Ford, juror Dana Fernandez and alternate jurors Gary Creakbaum, Amanda Perry and Kristine Statham answered after-dinner questions from the inquisitive lawyers at the Four Seasons Hotel. U.S. District Judge Sim Lake, who oversaw the trial, was also in attendance.
Some of the juror observations that Flood reports are quite telling. One of the jurors confirmed that the real presumption in the case was not that of innocence and that Skilling and Lay never really had a chance:
Ford, who was 24 when the jury deliberated last May, said she learned that Diet Coke could keep her awake in the morning and that she took things very seriously. “I felt it was important that somebody was guilty because they were guilty . . . not because we needed somebody to blame,” she said.
Flood goes on to report that the jurors thought that former Enron treasurer Ben Glisan and former investor relations chief Mark Koenig were the most damaging witnesses to Skilling and Lay, and that none of them believed Skilling or Lay’s testimony, although they all agreed that both of the former executives had to testify under the circumstances.
Given the 25 year sentence that Skilling received, one shudders to think what basis the jury would have given Judge Sim Lake to sentence him had he not testified.

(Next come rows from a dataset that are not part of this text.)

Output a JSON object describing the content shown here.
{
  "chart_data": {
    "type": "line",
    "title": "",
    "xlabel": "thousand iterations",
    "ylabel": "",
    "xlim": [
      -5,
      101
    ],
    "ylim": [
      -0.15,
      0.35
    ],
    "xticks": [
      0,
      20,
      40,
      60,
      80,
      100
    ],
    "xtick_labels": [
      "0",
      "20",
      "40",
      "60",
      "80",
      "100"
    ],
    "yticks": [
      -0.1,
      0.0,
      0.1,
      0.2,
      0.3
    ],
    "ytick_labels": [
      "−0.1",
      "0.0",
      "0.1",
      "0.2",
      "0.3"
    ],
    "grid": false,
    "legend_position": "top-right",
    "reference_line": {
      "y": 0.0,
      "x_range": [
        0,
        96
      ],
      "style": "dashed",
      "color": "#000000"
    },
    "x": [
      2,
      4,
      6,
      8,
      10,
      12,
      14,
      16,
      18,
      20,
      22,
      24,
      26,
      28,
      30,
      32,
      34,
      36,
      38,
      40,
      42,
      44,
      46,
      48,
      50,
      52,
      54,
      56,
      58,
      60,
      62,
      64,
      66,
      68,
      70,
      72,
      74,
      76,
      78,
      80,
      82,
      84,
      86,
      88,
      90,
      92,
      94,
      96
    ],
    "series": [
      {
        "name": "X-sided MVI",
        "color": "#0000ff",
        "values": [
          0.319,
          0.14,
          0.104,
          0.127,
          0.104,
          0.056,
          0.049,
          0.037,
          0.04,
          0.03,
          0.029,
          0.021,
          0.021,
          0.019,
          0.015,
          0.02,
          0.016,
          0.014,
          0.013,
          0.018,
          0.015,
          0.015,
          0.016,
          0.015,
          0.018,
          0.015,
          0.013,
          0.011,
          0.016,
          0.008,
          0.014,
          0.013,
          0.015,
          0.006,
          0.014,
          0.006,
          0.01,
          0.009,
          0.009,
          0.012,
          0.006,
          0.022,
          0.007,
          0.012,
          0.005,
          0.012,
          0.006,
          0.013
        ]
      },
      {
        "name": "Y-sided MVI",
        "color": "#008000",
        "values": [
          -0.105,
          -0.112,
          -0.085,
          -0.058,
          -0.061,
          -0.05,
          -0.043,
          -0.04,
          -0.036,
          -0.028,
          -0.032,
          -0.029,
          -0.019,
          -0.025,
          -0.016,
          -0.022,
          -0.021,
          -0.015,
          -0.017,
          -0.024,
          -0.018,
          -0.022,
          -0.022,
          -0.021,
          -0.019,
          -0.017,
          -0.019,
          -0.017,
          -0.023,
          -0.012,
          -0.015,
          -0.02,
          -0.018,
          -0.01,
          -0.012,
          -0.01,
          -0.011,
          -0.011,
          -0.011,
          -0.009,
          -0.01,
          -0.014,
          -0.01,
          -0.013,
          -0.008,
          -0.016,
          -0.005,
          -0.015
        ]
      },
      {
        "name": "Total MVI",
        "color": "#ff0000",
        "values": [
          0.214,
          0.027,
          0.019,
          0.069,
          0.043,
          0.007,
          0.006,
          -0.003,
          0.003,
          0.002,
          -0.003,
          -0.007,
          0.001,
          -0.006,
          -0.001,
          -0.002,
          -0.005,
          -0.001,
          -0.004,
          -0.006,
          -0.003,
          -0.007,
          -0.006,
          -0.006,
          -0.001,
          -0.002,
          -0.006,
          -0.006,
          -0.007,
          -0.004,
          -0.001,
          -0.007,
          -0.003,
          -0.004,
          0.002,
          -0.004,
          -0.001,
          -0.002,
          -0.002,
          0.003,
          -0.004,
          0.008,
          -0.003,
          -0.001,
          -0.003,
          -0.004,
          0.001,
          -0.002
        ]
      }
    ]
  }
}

Of course, in a trial of such complexity, Skilling’s testimony regarding his under-disclosed investment in his former girlfriend’s fledgling company named Photofete was a key issue for at least two jurors. And apparently no one cared to ask the jurors what they thought about the fact that the Enron Task Force prevented them from hearing from dozens of witnesses who would have provided exculpatory testimony for Skilling and Lay.
This post outlines the case and evidence that was presented at trial against Skilling, and this one does the same for the case against Lay.
But it all still boiled down to Photofete. So it goes in the wacky world of regulating business through the blunt instrument of the criminal justice system.
Ford is inarticulate, but I think you misinterpret her: she’s saying “I felt it was important that [the jurors only find] somebody was guilty because [sic, read: “if”] they were [actually] guilty . . . not because we needed somebody to blame,”
That’s not to say that convicting Skilling on the basis of Photofete isn’t appalling.
Ted, you remain a fine defense attorney. ;^)
After the trial, one of the jurors commented that she just wanted to know, ‘why they did it.’
Not whether they did it.
But why.
Ted: Give the man a break, he’s not misinterpreting her words. All he’s doing is purposely distorting them in order to mislead people. There’s a difference!
RTG: You seem surprised that the juror was asking “why they did it” rather than “whether they did it” after the trial was over. Maybe it’s just me, but I’d rather have jurors asking themselves “whether [the guy] did it” BEFORE they convict him, not after.